On the American workday
I haven’t felt inspired to write or inspired to make the time for it.
I have been teetering on the verge of burnout for several years. On one hand, I feel passionate and curious about life and on the other I feel tired and unworthy. Lately, I have been questioning a lot - questioning where I spend my energy, time, focus, my relationship to work, society, partying, substances, and romantic relationships with men.
I have been trying to seek alternate viewpoints and truly critically analyze why nothing ever feels like enough. Why does taking a break feel like complete guilt? My hours spent at work are not ever an entirely productive stretch of 8-10 hours.
I have always questioned the reality that was delivered to me from a young age. I remember, in 7th grade, I was in my second to last year of CCD, a Sunday school for Catholics, completely questioning the assignment I was given around pro-life values. I thought to myself, haven just gotten my first period, that if I was raped and became pregnant from it, I would be agreeing that I should keep the baby. No way. That would ruin my life, I thought. This is when I realized that sometimes our leaders do not have our best interests in mind and that most people do not think critically about the information they are told is to be true.

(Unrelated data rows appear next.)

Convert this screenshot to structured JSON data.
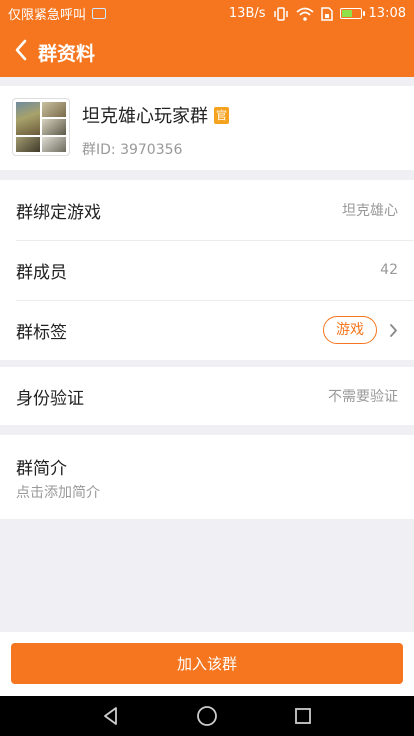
{
  "status_bar": {
    "carrier_text": "仅限紧急呼叫",
    "net_speed": "13B/s",
    "time": "13:08",
    "icons": [
      "image-icon",
      "vibrate-icon",
      "wifi-icon",
      "sim-icon",
      "battery-icon"
    ]
  },
  "header": {
    "title": "群资料",
    "back_icon": "chevron-left-icon",
    "background": "#f5761f"
  },
  "group": {
    "name": "坦克雄心玩家群",
    "official_badge": "官",
    "id_text": "群ID: 3970356"
  },
  "info_rows": [
    {
      "label": "群绑定游戏",
      "value": "坦克雄心"
    },
    {
      "label": "群成员",
      "value": "42"
    },
    {
      "label": "群标签",
      "tag": "游戏"
    }
  ],
  "verification": {
    "label": "身份验证",
    "value": "不需要验证"
  },
  "intro": {
    "title": "群简介",
    "placeholder": "点击添加简介"
  },
  "join_button": {
    "label": "加入该群"
  },
  "colors": {
    "accent": "#f5761f",
    "secondary_text": "#999999",
    "background": "#efeff4"
  }
}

Recently, some inklings I have come to is that our society, capitalism, the average work day and work week is not fit for human consumption. I know I am not alone. I did research and more and more American workers are feeling burnout and signs of depression. It is causing me major distress. I don’t want to come home after work and keep this crazy structured schedule of either choosing to rest, work on music, writing, feed myself, or exercise. I am taking medications to help me cope with the constant stimulation. To sleep, to stay awake. I am SO EXHAUSTED.
Mentally. Physically. Spiritually. Emotionally. Exhausted. And I consider myself lucky with the schedule and flexibility around my day job. But that is not enough. Something deep and structurally must change.
We have a society that idolizes busy-ness, productivity, and material success. I am finding less people are prioritizing community and connection because we just don’t have the time in our schedules. The workday keeps us away from each other. It treats people like machines. It is making us collectively depressed.
I dream of a world where I can feel free and safe to spend my time exploring what makes me feel curious rather than hustling to make money and show how much I am doing. I want to make an impact so I must work in the confounds of what is currently my reality so I continue to persevere.
My goal right now is to find more space for rest and balance and to inspire you to do the same. We are not cogs in a machine. We are human and our time is finite. We are here to connect and create. You are worthy despite your productivity. Take some time to rest and love yourself today.